Saturday, November 5, 2016

How, Lord Will It Be Done

As I walk my dogs in the mornings I converse with the Lord. On many occasions I asked  "Lord, which dog will you leave me with and which will you take"?
I then would proceed to give my reason or plead for one or the other. By the time I was done both dogs were equal and once again I had returned home with the question unanswered but a great appreciation for them both.

That is not the only thing I discussed with the Lord. Many times I reminded Him of my hearts pain. And most times we talked about how beautiful his world is and I would thank Him for letting me see a wonderful sunrise, or some creature scurry, or the beauties of birds in flight.
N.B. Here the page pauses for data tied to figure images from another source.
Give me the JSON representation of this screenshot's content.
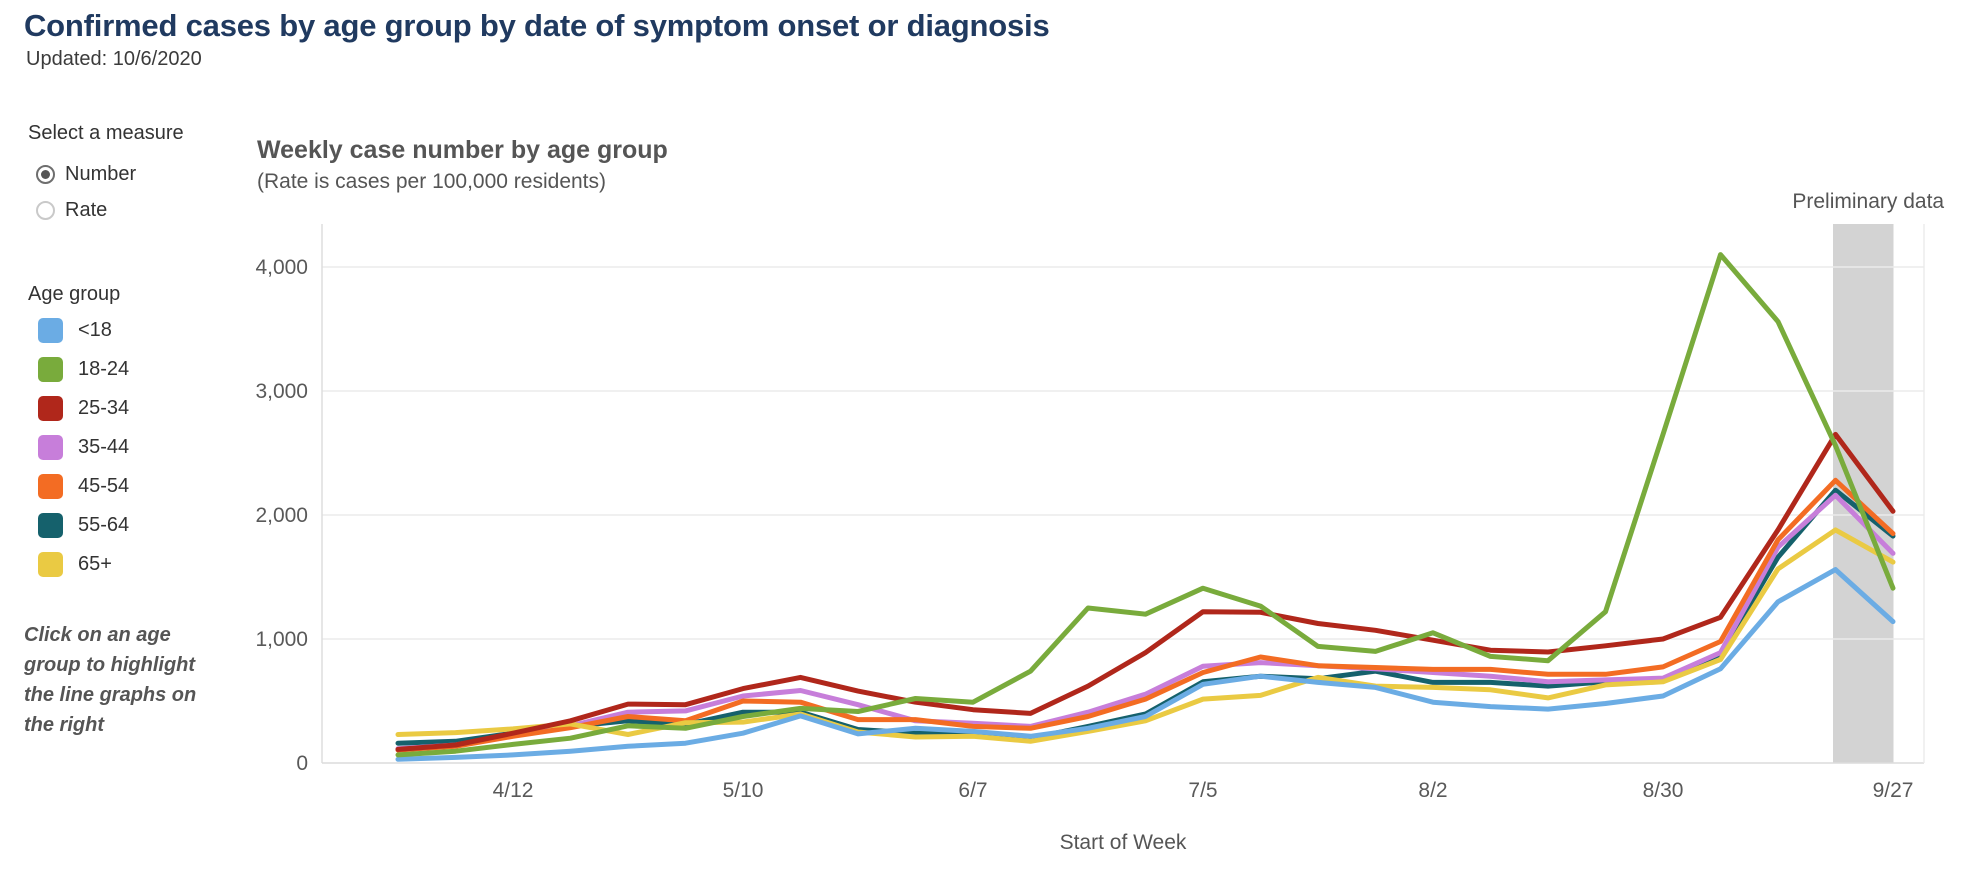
{
  "header": {
    "title": "Confirmed cases by age group by date of symptom onset or diagnosis",
    "updated": "Updated: 10/6/2020"
  },
  "controls": {
    "label": "Select a measure",
    "options": [
      {
        "label": "Number",
        "selected": true
      },
      {
        "label": "Rate",
        "selected": false
      }
    ]
  },
  "legend": {
    "title": "Age group",
    "note": "Click on an age group to highlight the line graphs on the right"
  },
  "chart_data": {
    "type": "line",
    "title": "Weekly case number by age group",
    "subtitle": "(Rate is cases per 100,000 residents)",
    "xlabel": "Start of Week",
    "ylabel": "",
    "grid": true,
    "legend_position": "left",
    "ylim": [
      0,
      4350
    ],
    "y_ticks": [
      0,
      1000,
      2000,
      3000,
      4000
    ],
    "x_tick_labels": [
      "4/12",
      "5/10",
      "6/7",
      "7/5",
      "8/2",
      "8/30",
      "9/27"
    ],
    "x_tick_indices": [
      2,
      6,
      10,
      14,
      18,
      22,
      26
    ],
    "weeks": [
      "3/29",
      "4/5",
      "4/12",
      "4/19",
      "4/26",
      "5/3",
      "5/10",
      "5/17",
      "5/24",
      "5/31",
      "6/7",
      "6/14",
      "6/21",
      "6/28",
      "7/5",
      "7/12",
      "7/19",
      "7/26",
      "8/2",
      "8/9",
      "8/16",
      "8/23",
      "8/30",
      "9/6",
      "9/13",
      "9/20",
      "9/27"
    ],
    "preliminary": {
      "label": "Preliminary data",
      "band_start_index": 25,
      "band_end_index": 26,
      "band_color": "#d3d3d3"
    },
    "series": [
      {
        "name": "<18",
        "color": "#6BACE4",
        "values": [
          30,
          45,
          65,
          95,
          135,
          160,
          240,
          380,
          235,
          280,
          255,
          215,
          280,
          375,
          635,
          700,
          650,
          610,
          490,
          455,
          435,
          480,
          540,
          760,
          1300,
          1560,
          1140
        ]
      },
      {
        "name": "18-24",
        "color": "#79AB3C",
        "values": [
          65,
          95,
          150,
          200,
          300,
          280,
          375,
          440,
          415,
          520,
          490,
          740,
          1250,
          1200,
          1410,
          1265,
          940,
          900,
          1050,
          860,
          825,
          1220,
          2650,
          4100,
          3560,
          2560,
          1410
        ]
      },
      {
        "name": "25-34",
        "color": "#B0271B",
        "values": [
          110,
          145,
          240,
          340,
          475,
          470,
          600,
          690,
          580,
          490,
          430,
          400,
          620,
          890,
          1220,
          1215,
          1125,
          1070,
          990,
          910,
          895,
          945,
          1000,
          1175,
          1880,
          2650,
          2030
        ]
      },
      {
        "name": "35-44",
        "color": "#C77EDA",
        "values": [
          115,
          145,
          225,
          300,
          410,
          420,
          540,
          585,
          470,
          340,
          320,
          295,
          410,
          555,
          780,
          810,
          785,
          760,
          730,
          700,
          655,
          670,
          685,
          890,
          1740,
          2160,
          1690
        ]
      },
      {
        "name": "45-54",
        "color": "#F36C23",
        "values": [
          105,
          135,
          215,
          285,
          375,
          340,
          500,
          490,
          350,
          350,
          295,
          280,
          375,
          515,
          730,
          855,
          785,
          770,
          755,
          755,
          715,
          715,
          775,
          980,
          1800,
          2280,
          1850
        ]
      },
      {
        "name": "55-64",
        "color": "#15616C",
        "values": [
          160,
          175,
          240,
          295,
          340,
          310,
          410,
          410,
          270,
          240,
          240,
          200,
          295,
          395,
          655,
          700,
          680,
          740,
          650,
          650,
          620,
          655,
          670,
          880,
          1660,
          2200,
          1830
        ]
      },
      {
        "name": "65+",
        "color": "#EACA43",
        "values": [
          230,
          245,
          275,
          315,
          230,
          325,
          330,
          395,
          250,
          210,
          215,
          175,
          255,
          340,
          515,
          545,
          690,
          620,
          610,
          590,
          525,
          630,
          655,
          835,
          1565,
          1880,
          1620
        ]
      }
    ],
    "draw_order": [
      "55-64",
      "35-44",
      "45-54",
      "65+",
      "25-34",
      "<18",
      "18-24"
    ]
  }
}
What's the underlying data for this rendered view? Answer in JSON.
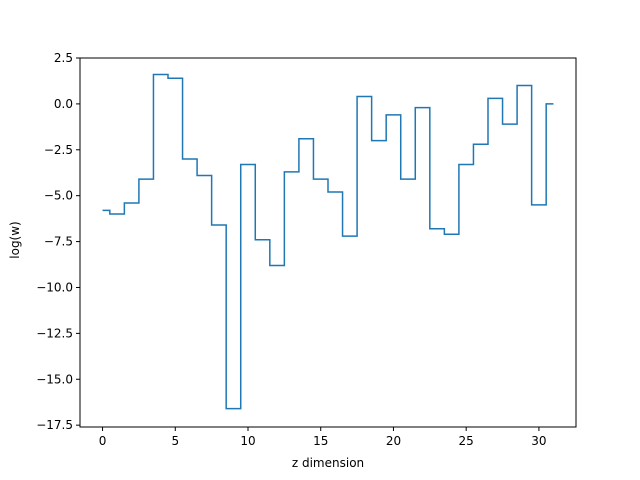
{
  "chart_data": {
    "type": "line",
    "drawstyle": "steps-mid",
    "title": "",
    "xlabel": "z dimension",
    "ylabel": "log(w)",
    "xlim": [
      -1.55,
      32.55
    ],
    "ylim": [
      -17.6,
      2.5
    ],
    "grid": false,
    "xticks": [
      0,
      5,
      10,
      15,
      20,
      25,
      30
    ],
    "yticks": [
      -17.5,
      -15.0,
      -12.5,
      -10.0,
      -7.5,
      -5.0,
      -2.5,
      0.0,
      2.5
    ],
    "xtick_labels": [
      "0",
      "5",
      "10",
      "15",
      "20",
      "25",
      "30"
    ],
    "ytick_labels": [
      "−17.5",
      "−15.0",
      "−12.5",
      "−10.0",
      "−7.5",
      "−5.0",
      "−2.5",
      "0.0",
      "2.5"
    ],
    "line_color": "#1f77b4",
    "series": [
      {
        "x": [
          0,
          1,
          2,
          3,
          4,
          5,
          6,
          7,
          8,
          9,
          10,
          11,
          12,
          13,
          14,
          15,
          16,
          17,
          18,
          19,
          20,
          21,
          22,
          23,
          24,
          25,
          26,
          27,
          28,
          29,
          30,
          31
        ],
        "values": [
          -5.8,
          -6.0,
          -5.4,
          -4.1,
          1.6,
          1.4,
          -3.0,
          -3.9,
          -6.6,
          -16.6,
          -3.3,
          -7.4,
          -8.8,
          -3.7,
          -1.9,
          -4.1,
          -4.8,
          -7.2,
          0.4,
          -2.0,
          -0.6,
          -4.1,
          -0.2,
          -6.8,
          -7.1,
          -3.3,
          -2.2,
          0.3,
          -1.1,
          1.0,
          -5.5,
          0.0
        ]
      }
    ]
  }
}
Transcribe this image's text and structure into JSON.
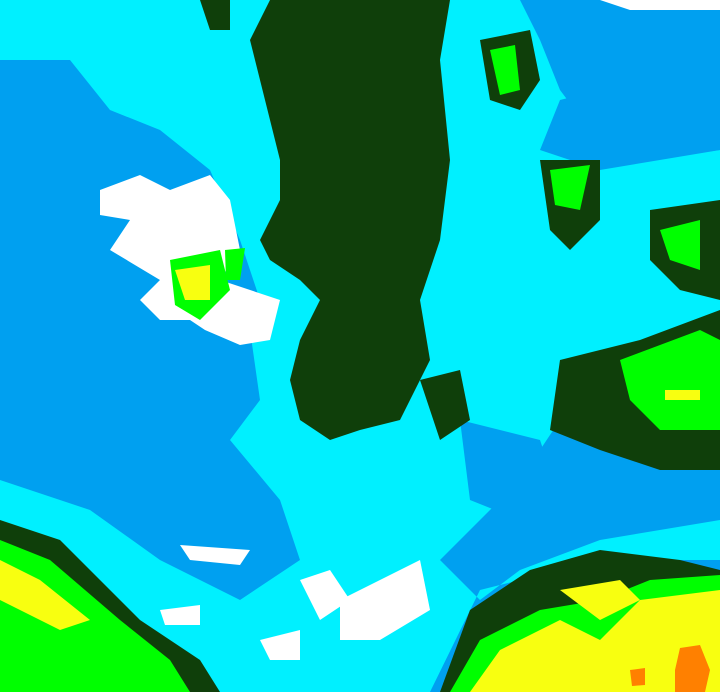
{
  "map": {
    "kind": "weather-radar-echo",
    "colors": {
      "background_blue": "#00a0f0",
      "cyan": "#00f0ff",
      "white": "#ffffff",
      "dark_green": "#0f3f0a",
      "green": "#00ff00",
      "yellow": "#f8ff10",
      "orange": "#ff8000"
    }
  }
}
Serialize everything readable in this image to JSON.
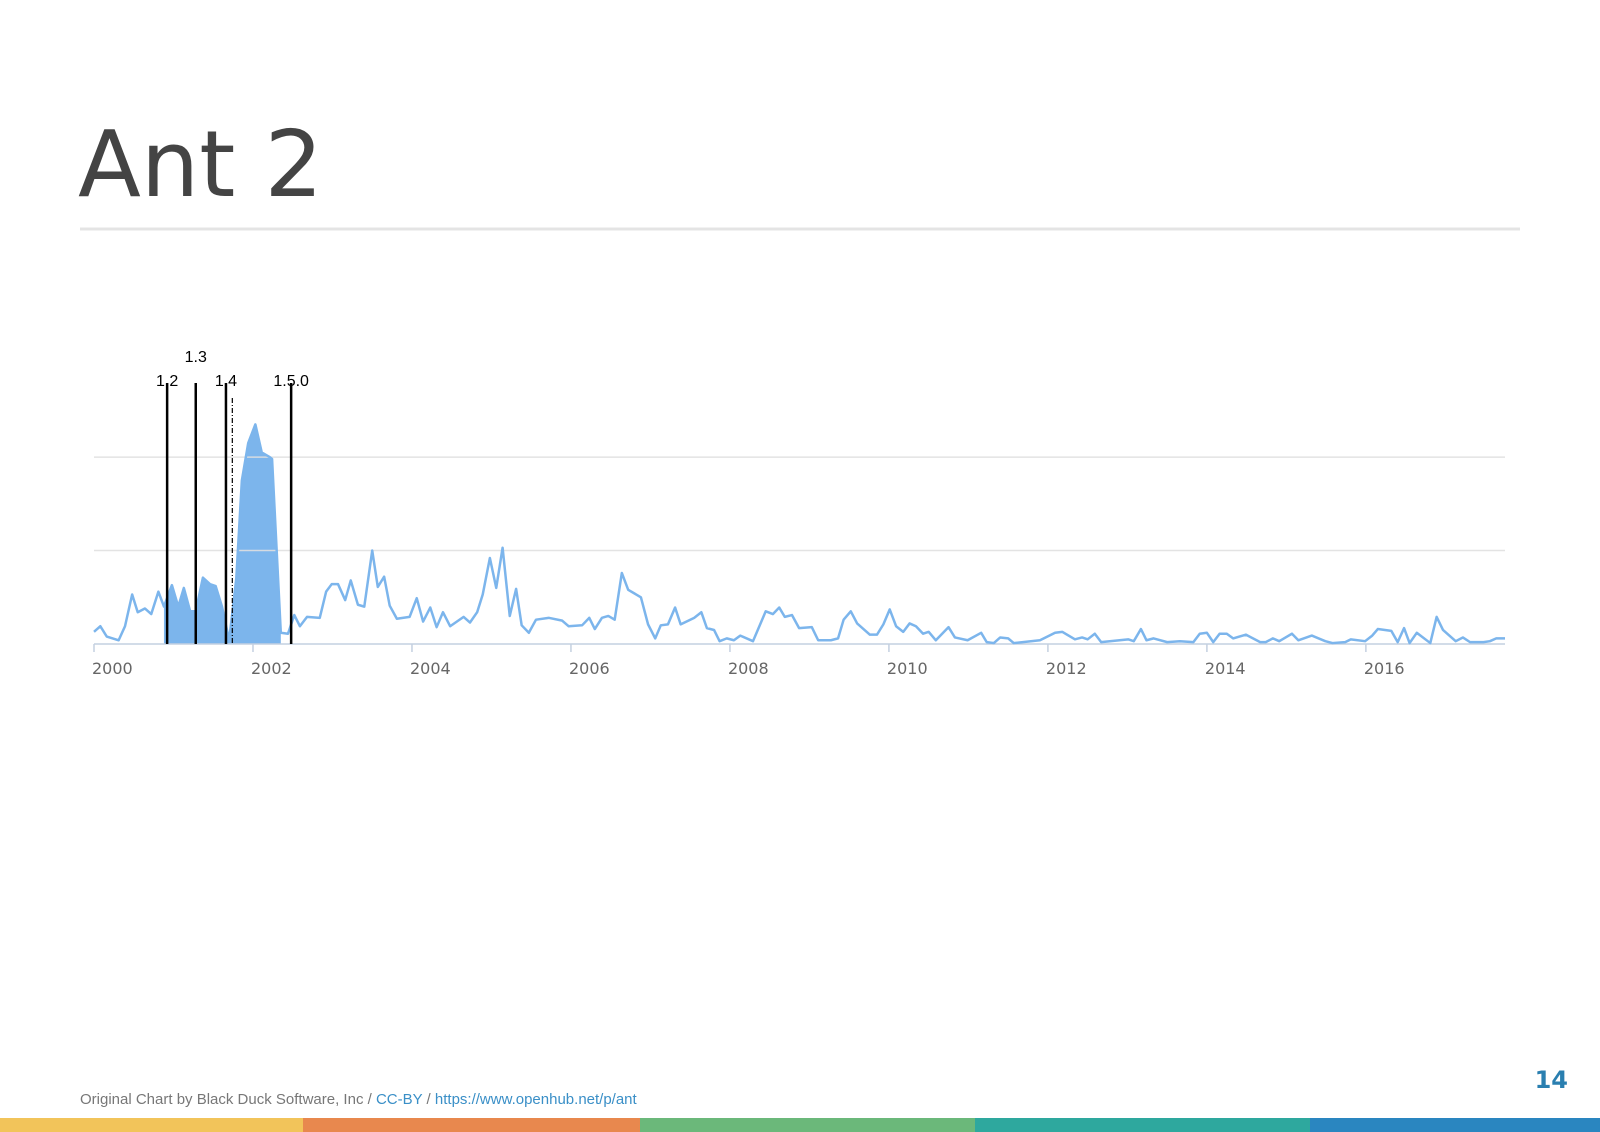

As of late I told Him that I feel it is time if possible to be a family once again. We would discuss on how or maybe. But nothing seemed plausible. One day about a month ago I asked again for guidance on this subject. The thought crossed my mind "It will take a death". I immediately cried out, "Who? I fear if it is by death some will decide it is too late. They are gone. The arm is severed and nothing will bring it back so why continue". Once again I heard "By death".
I went home and spoke no more on the subject to the Lord.

Vaquera had over time changed, now she was impatient with the other dogs and had lost weight. I took her to the Vet and learned she would soon need to be put down. I stewed over it for a week. I then told Tom I was going to have a full blown funeral for her. Grave, coffin and luncheon. Then a week later I told him I want to invite the family. We talked about it. I think he didn't want me to be crushed if I got no answers back,

My mind was in pain that I never connected my pleading or conversations with the Lord. My brain burned with how long shall I keep her selfishly to myself. How can I spend time alone with her. She came into our family when I had other dogs and never was it just her and I. I needed our time.

Today I have a son and his family coming. Our hearts are heavy. Tom can not join in with us. Evil is still tearing the one I love and need from me.
May the Lord send vengeance on them.

It has taken a death and I now know what dog the Lord has called His own.